Source code for leaspy.io.data.dataset

import warnings
from typing import Optional

import numpy as np
import pandas as pd
import torch

from leaspy.exceptions import LeaspyInputError
from leaspy.utils.distributions import discrete_sf_from_pdf
from leaspy.utils.typing import FeatureType, KwargsType

from .data import Data
from .individual_data import IndividualData

__all__ = ["Dataset"]



[docs]
class Dataset:
    """
    Data container based on :class:`torch.Tensor`, used to run algorithms.

    Parameters
    ----------
    data : :class:`~leaspy.io.data.Data`
        Create `Dataset` from `Data` object
    no_warning : :obj:`bool`, default False
        Whether to deactivate warnings that are emitted by methods of this dataset instance.
        We may want to deactivate them because we rebuild a dataset per individual in scipy minimize.
        Indeed, all relevant warnings certainly occurred for the overall dataset.

    Attributes
    ----------
    headers : :obj:`list` [:obj:`str`]
        Features names
    dimension : :obj:`int`
        Number of features
    n_individuals : :obj:`int`
        Number of individuals
    indices : :obj:`list` [:class:`~leaspy.utils.typing.IDType`]
        Order of patients
    event_time : :obj:`torch.FloatTensor`
        Time of an event, if the event is censored, the time correspond to the last patient observation
    event_bool : :obj:`torch.BoolTensor`
        Boolean to indicate if an event is censored or not: 1 observed, 0 censored
    n_visits_per_individual : :obj:`list` [:obj:`int`]
        Number of visits per individual
    n_visits_max : :obj:`int`
        Maximum number of visits for one individual
    n_visits : :obj:`int`
        Total number of visits
    n_observations_per_ind_per_ft : :obj:`torch.LongTensor`, shape (n_individuals, dimension)
        Number of observations (not taking into account missing values) per individual per feature
    n_observations_per_ft : :obj:`torch.LongTensor`, shape (dimension,)
        Total number of observations per feature
    n_observations : :obj:`int`
        Total number of observations
    timepoints : :obj:`torch.FloatTensor`, shape (n_individuals, n_visits_max)
        Ages of patients at their different visits
    values : :obj:`torch.FloatTensor`, shape (n_individuals, n_visits_max, dimension)
        Values of patients for each visit for each feature
    mask : :obj:`torch.FloatTensor`, shape (n_individuals, n_visits_max, dimension)
        Binary mask associated to values.
        If 1: value is meaningful
        If 0: value is meaningless (either was nan or does not correspond to a real visit - only here for padding)
    L2_norm_per_ft : :obj:`torch.FloatTensor`, shape (dimension,)
        Sum of all non-nan squared values, feature per feature
    L2_norm : scalar :obj:`torch.FloatTensor`
        Sum of all non-nan squared values
    no_warning : :obj:`bool`, default False
        Whether to deactivate warnings that are emitted by methods of this dataset instance.
        We may want to deactivate them because we rebuild a dataset per individual in scipy minimize.
        Indeed, all relevant warnings certainly occurred for the overall dataset.

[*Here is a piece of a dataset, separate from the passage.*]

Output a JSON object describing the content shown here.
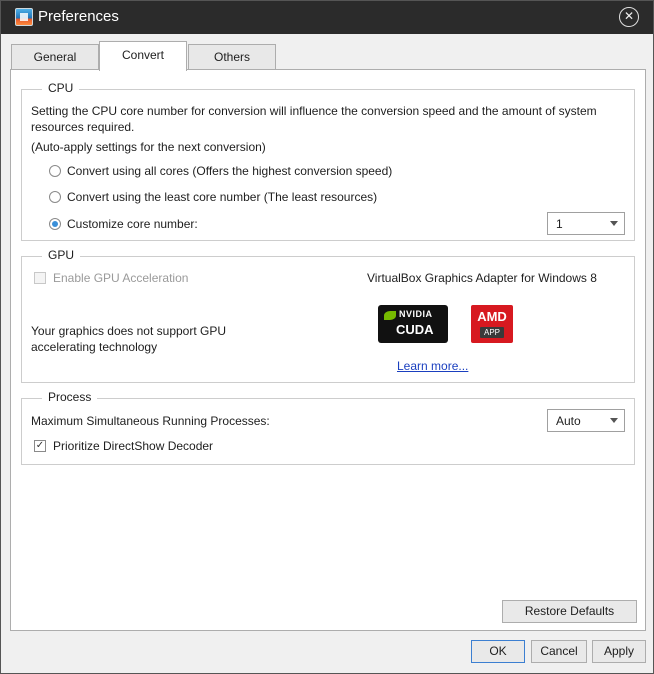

    _one_hot_encoding : :obj:`dict` [:obj:`bool`, :obj:`torch.LongTensor`]
        Values of patients for each visit for each feature, but tensorized into a one-hot encoding (pdf or sf)
        Shapes of tensors are (n_individuals, n_visits_max, dimension, max_ordinal_level [-1 when `sf=True`])

    Raises
    ------
    :exc:`.LeaspyInputError`
        if data, model or algo are not compatible together.
    """

    def __init__(self, data: Data, *, no_warning: bool = False):
        # Patients information
        self.n_individuals = data.n_individuals
        self.indices = list(data.individuals.keys())

        # Longitudinal outcome information
        self.headers: list[FeatureType] = data.headers
        self.dimension: int = data.dimension
        self.n_visits: int = data.n_visits
        self.timepoints: Optional[torch.FloatTensor] = None
        self.values: Optional[torch.FloatTensor] = None
        self.mask: Optional[torch.FloatTensor] = None
        self.n_observations: Optional[int] = None
        self.n_observations_per_ft: Optional[torch.LongTensor] = None
        self.n_observations_per_ind_per_ft: Optional[torch.LongTensor] = None
        self.n_visits_per_individual: Optional[list[int]] = None
        self.n_visits_max: Optional[int] = None

        # Event information
        self.event_time_name: Optional[str] = data.event_time_name
        self.event_bool_name: Optional[str] = data.event_bool_name
        self.event_time: Optional[torch.FloatTensor] = None
        self.event_bool: Optional[torch.IntTensor] = None

        # Covariate information
        self.covariate_names: Optional[list[str]] = data.covariate_names
        self.covariates: Optional[torch.IntTensor] = None

        # internally used by ordinal models only (cache)
        self._one_hot_encoding: Optional[dict[bool, torch.LongTensor]] = None

        self.L2_norm_per_ft: Optional[torch.FloatTensor] = None
        self.L2_norm: Optional[torch.FloatTensor] = None

        if data.dimension:
            self._construct_values(data)
            self._construct_timepoints(data)
            self._compute_L2_norm()

        if self.event_time_name:
            self._construct_events(data)

        if self.covariate_names:
            self._construct_covariates(data)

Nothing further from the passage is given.